The 3-day Principles and Practice of Parallel Programming (PPoPP 2009) conference ended last week with a session on parallel compilers and tools, another on high end computing software, and a keynote by ACM fellow Jack Dennis. Although the last day was a short one, it was not light on content. Here's a summary.
[ Read: All articles on PPoPP 2009 ]
Parallel compilers and tools
The first session focused on automatic transformations that could make parallel programs run faster. Papers included:
- Techniques for Efficient Placement of Synchronization Primitives, by Alex Nicolau, Arun Kejariwal, and Guangqiang Li. Simply by moving around sync points and doing expression hoisting the team achieved a 60+% speedups on some kernels on a dual-core x86 chip.
- A Compiler-Directed Data Prefetching Scheme for Chip Multiprocessors, by Seung Woo Son, Mahmut Kandemir, Mustafa Karakoy, and Dhruva Chakrabarti. Reducing harmful prefetches caused substantial improvements on an 8-core SIMICS-simulated machine. Although Michael Wolfe of PGI pointed out that maybe the cache benefits were coming from synchronizing the threads to work on the same areas of memory instead of 8 completely different areas of memory more than anything else.
- Compiler-Assisted Dynamic Scheduling for Effective Parallelization of Loop Nests on Multicore Processors, by Muthu Manikandan Baskaran, Nagavijayalakshmi Vydyanathan, Uday Bondhugula, J Ramanujam, Atanas Rountev, and P Sadayappan. Using a polyhedral model of scheduling tiles, a 2x speedup was possible.
- Effective Performance Measurement and Analysis of Multithreaded Applications, by Nathan Tallent, and John Mellor-Crummey. A great paper on measuring parallel idleness and then relating it back to the cause (the threads and source lines that are working during the periods of high idleness).
High end computing software
The second session talked about applications using all the computing power enabled by hardware and software advances:
- Petascale Computing with Accelerators, by Michael Kistler, John Gunnels, Daniel Brokenshire, and Brad Benton. The Los Alamos National Lab (LANL) Roadrunner computer is one of the fastest in the world, thanks to it's unique tri-blade design featuring sets of one blade with 2 dual-core Opertons and two blades with IBM PowerXCell processors. Depending on how you count them, the computer has over 130K cores. Adding the Cell processors boosted performance from 44 TFlops to over 1300 TFlops (a 30x difference).
- MPIWiz: Subgroup Reproducible Replay of MPI Applications, by Ruini Xue, Xuezheng Liu, Ming Wu, Zhenyu Guo, Wenguang Chen, Weimin Zheng, Zheng Zhang, and Geoffrey Voelker. Their system could make bugs happen again with the same time stamps, addresses, and ranks, while minimizing the amount of log data that had to be captured.

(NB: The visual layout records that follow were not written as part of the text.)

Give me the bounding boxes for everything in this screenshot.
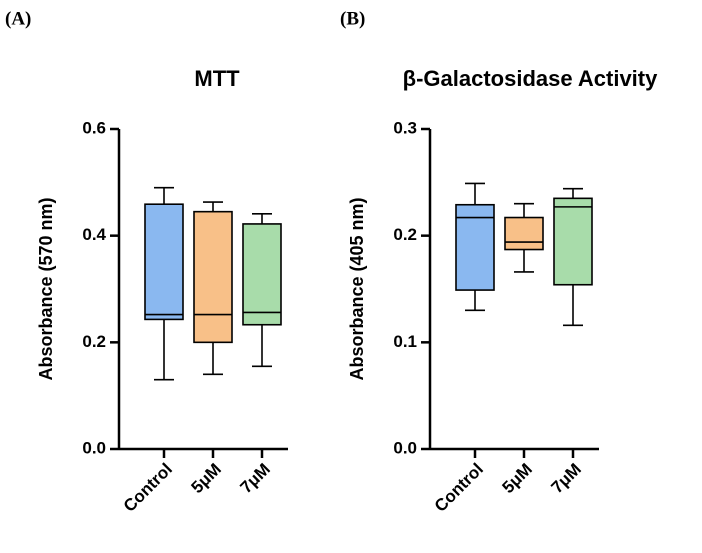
y-tick-label: 0.4 — [82, 225, 106, 244]
y-tick-label: 0.2 — [393, 225, 417, 244]
y-tick-label: 0.0 — [82, 438, 106, 457]
y-tick-label: 0.1 — [393, 332, 417, 351]
chart-title: β-Galactosidase Activity — [403, 66, 658, 91]
box — [242, 223, 282, 326]
box — [455, 203, 495, 291]
x-tick-label: Control — [431, 460, 487, 516]
y-axis-label: Absorbance (570 nm) — [36, 197, 56, 380]
x-tick-label: 5μM — [188, 460, 225, 497]
box — [193, 210, 233, 344]
box — [553, 197, 593, 286]
box — [504, 216, 544, 251]
panel-label: (B) — [340, 8, 365, 29]
y-tick-label: 0.2 — [82, 332, 106, 351]
y-tick-label: 0.6 — [82, 118, 106, 137]
x-tick-label: Control — [120, 460, 176, 516]
x-tick-label: 7μM — [548, 460, 585, 497]
chart-title: MTT — [194, 66, 240, 91]
y-axis-label: Absorbance (405 nm) — [347, 197, 367, 380]
panel-label: (A) — [5, 8, 31, 29]
box — [144, 203, 184, 321]
x-tick-label: 7μM — [237, 460, 274, 497]
x-tick-label: 5μM — [499, 460, 536, 497]
y-tick-label: 0.3 — [393, 118, 417, 137]
y-tick-label: 0.0 — [393, 438, 417, 457]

- Formal Verification of Practical MPI Programs, by Anh Vo, Sarvani Vakkalanka, Michael Delisi, Ganesh Gopalakrishnan, Mike Kirby, and Rajeev Thakur. A dynamic debugging system that finds MPI problems like deadlocks and MPI object leaks with no false alarms and no omissions.
- Efficient, Portable Implementation of Asynchronous Multi-place Programs, by Ganesh Bikshandi, Jose Castanos, Sreedhar Kodali, Krishna Nandivada, Igor Peshansky, Vijay Saraswat, Sayantan Sur, Pradeep Varma, and Tong Wen. In this paper, the team proposed an Asynchronous Partioned Global Adress Space (APGAS) system, which was then used to implement a subset of the X10 language.
The final keynote was called "How to Build Programmable Multi-Core Chips" by Jack Dennis. Professor Dennis' main theme was the importance of composability and modularity in parallel programming.
Composability is the ability to use any parallel program as a component (or module) in a larger, more sophisticated program. In order to be composable, programs need to follow time-honored principles such as information hiding and being able to make local changes without messing up the operation of other modules. Dennis suggested integrating the file system with memory, providing a guarantee of determinancy except in a few special cases, and coming up with a way to reallocate processing resources as easily and readily as we do memory now.
I probably wouldn't have gone to this conference it it hadn't been local. Overall it was oriented far more towards academics than practitioners. However I did pick up a few ideas and meet some interesting people, so I don't regret attending. Next year's conference will be in Bangalore, India.